Kentte bulunan ABD Konsolosluğu'nun önüne gelen kitle, Kıbrıs polisinin konsolosluk binasının önüne bıraktığı beton ve demir bariyerlerle karşılaştı. Eylemciler bu durumu protesto ederek oturma eylemi başlattı. Saatlerce süren oturma eyleminin sonucunda yapılan görüşmeler ile birlikte konsolosluk yetkilileri, PYD heyeti ile görüşmeyi kabul etti.
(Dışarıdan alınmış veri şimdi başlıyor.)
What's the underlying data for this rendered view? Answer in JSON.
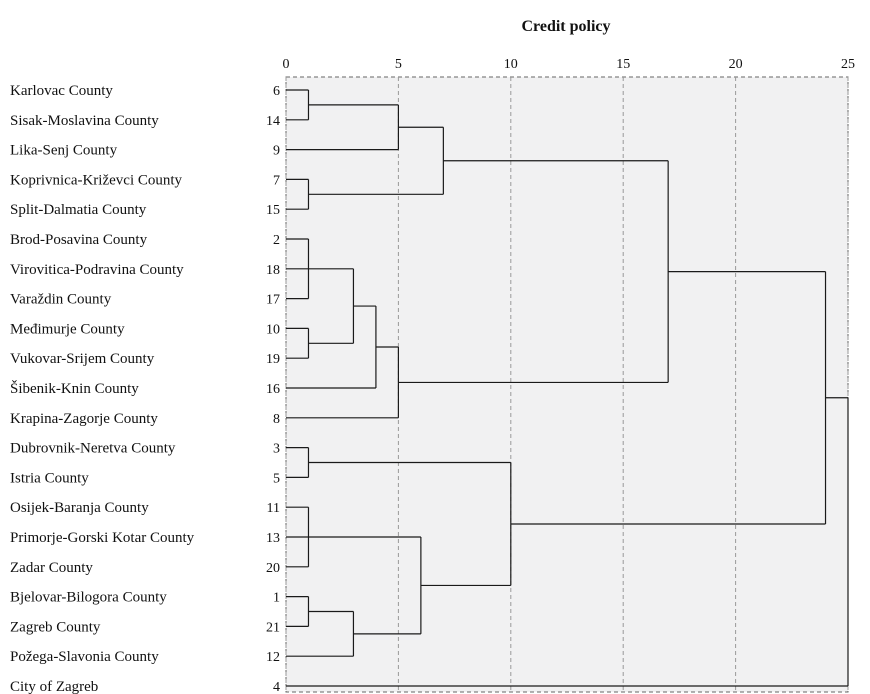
{
  "chart_data": {
    "type": "dendrogram",
    "title": "Credit policy",
    "xlim": [
      0,
      25
    ],
    "xticks": [
      "0",
      "5",
      "10",
      "15",
      "20",
      "25"
    ],
    "grid": true,
    "leaves": [
      {
        "name": "Karlovac County",
        "id": "6"
      },
      {
        "name": "Sisak-Moslavina County",
        "id": "14"
      },
      {
        "name": "Lika-Senj County",
        "id": "9"
      },
      {
        "name": "Koprivnica-Križevci County",
        "id": "7"
      },
      {
        "name": "Split-Dalmatia County",
        "id": "15"
      },
      {
        "name": "Brod-Posavina County",
        "id": "2"
      },
      {
        "name": "Virovitica-Podravina County",
        "id": "18"
      },
      {
        "name": "Varaždin County",
        "id": "17"
      },
      {
        "name": "Međimurje County",
        "id": "10"
      },
      {
        "name": "Vukovar-Srijem County",
        "id": "19"
      },
      {
        "name": "Šibenik-Knin County",
        "id": "16"
      },
      {
        "name": "Krapina-Zagorje County",
        "id": "8"
      },
      {
        "name": "Dubrovnik-Neretva County",
        "id": "3"
      },
      {
        "name": "Istria County",
        "id": "5"
      },
      {
        "name": "Osijek-Baranja County",
        "id": "11"
      },
      {
        "name": "Primorje-Gorski Kotar County",
        "id": "13"
      },
      {
        "name": "Zadar County",
        "id": "20"
      },
      {
        "name": "Bjelovar-Bilogora County",
        "id": "1"
      },
      {
        "name": "Zagreb County",
        "id": "21"
      },
      {
        "name": "Požega-Slavonia County",
        "id": "12"
      },
      {
        "name": "City of Zagreb",
        "id": "4"
      }
    ],
    "merges": [
      {
        "id": "A",
        "children": [
          "6",
          "14"
        ],
        "height": 1
      },
      {
        "id": "B",
        "children": [
          "A",
          "9"
        ],
        "height": 5
      },
      {
        "id": "C",
        "children": [
          "7",
          "15"
        ],
        "height": 1
      },
      {
        "id": "D",
        "children": [
          "B",
          "C"
        ],
        "height": 7
      },
      {
        "id": "E",
        "children": [
          "2",
          "18",
          "17"
        ],
        "height": 1
      },
      {
        "id": "F",
        "children": [
          "10",
          "19"
        ],
        "height": 1
      },
      {
        "id": "G",
        "children": [
          "E",
          "F"
        ],
        "height": 3
      },
      {
        "id": "H",
        "children": [
          "G",
          "16"
        ],
        "height": 4
      },
      {
        "id": "I",
        "children": [
          "H",
          "8"
        ],
        "height": 5
      },
      {
        "id": "J",
        "children": [
          "D",
          "I"
        ],
        "height": 17
      },
      {
        "id": "K",
        "children": [
          "3",
          "5"
        ],
        "height": 1
      },
      {
        "id": "L",
        "children": [
          "11",
          "13",
          "20"
        ],
        "height": 1
      },
      {
        "id": "M",
        "children": [
          "1",
          "21"
        ],
        "height": 1
      },
      {
        "id": "N",
        "children": [
          "M",
          "12"
        ],
        "height": 3
      },
      {
        "id": "O",
        "children": [
          "L",
          "N"
        ],
        "height": 6
      },
      {
        "id": "P",
        "children": [
          "K",
          "O"
        ],
        "height": 10
      },
      {
        "id": "Q",
        "children": [
          "J",
          "P"
        ],
        "height": 24
      },
      {
        "id": "R",
        "children": [
          "Q",
          "4"
        ],
        "height": 25
      }
    ]
  }
}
Konsolosluk yetkilileri ile görüşen PYD temsilcisi Yasin Terbuş ile diğer heyet üyeleri Rojava'da faşist Türk devleti tarafından yapılan katliam ve soykırım saldırılarını anlatan dosyayı konsolosluk yetkililerine verdi.

Terbuş görüşme ardından yaptığı konuşmada, "Gün şikayet etme günü değil, ayağa kalkma, serhildana durma ve bulunduğumuz her yeri, her ülkeyi, her sokağı Kobanê ruhu ile direnişe çevirme günüdür. Bu direniş sadece bir şehir için değildir. Bu direniş insanlığın onurunu koruma mücadelesini veren özgürlük fedailerinin yanında yer almayı ifade eder. Çünkü Rojava'yı savunmak, halkların özgürlüğünü savunmaktır. Rojava'yı savunmak, kadın özgürlük çizgisini savunmaktır. Rojava'yı savunmak, doğayı ve ekolojiyi savunmaktır, halkların özgürce bir arada yaşamasını savunmaktır. Rojava'yı savunmak, insanlık değerlerini savunmaktır. Kim ne yapabiliyorsa bugün yapmalı çünkü yarın çok geç olabilir. Bu direniş ile birlikte halklar, bizler ve insanlık kazanacaktır. Yeni bir tarih yazılıyor ve bu tarihi de şu an barbar, faşist ve işgalci Türk devletine karşı fedaice savaşan kahramanlar tarafından yazılıyor" dedi.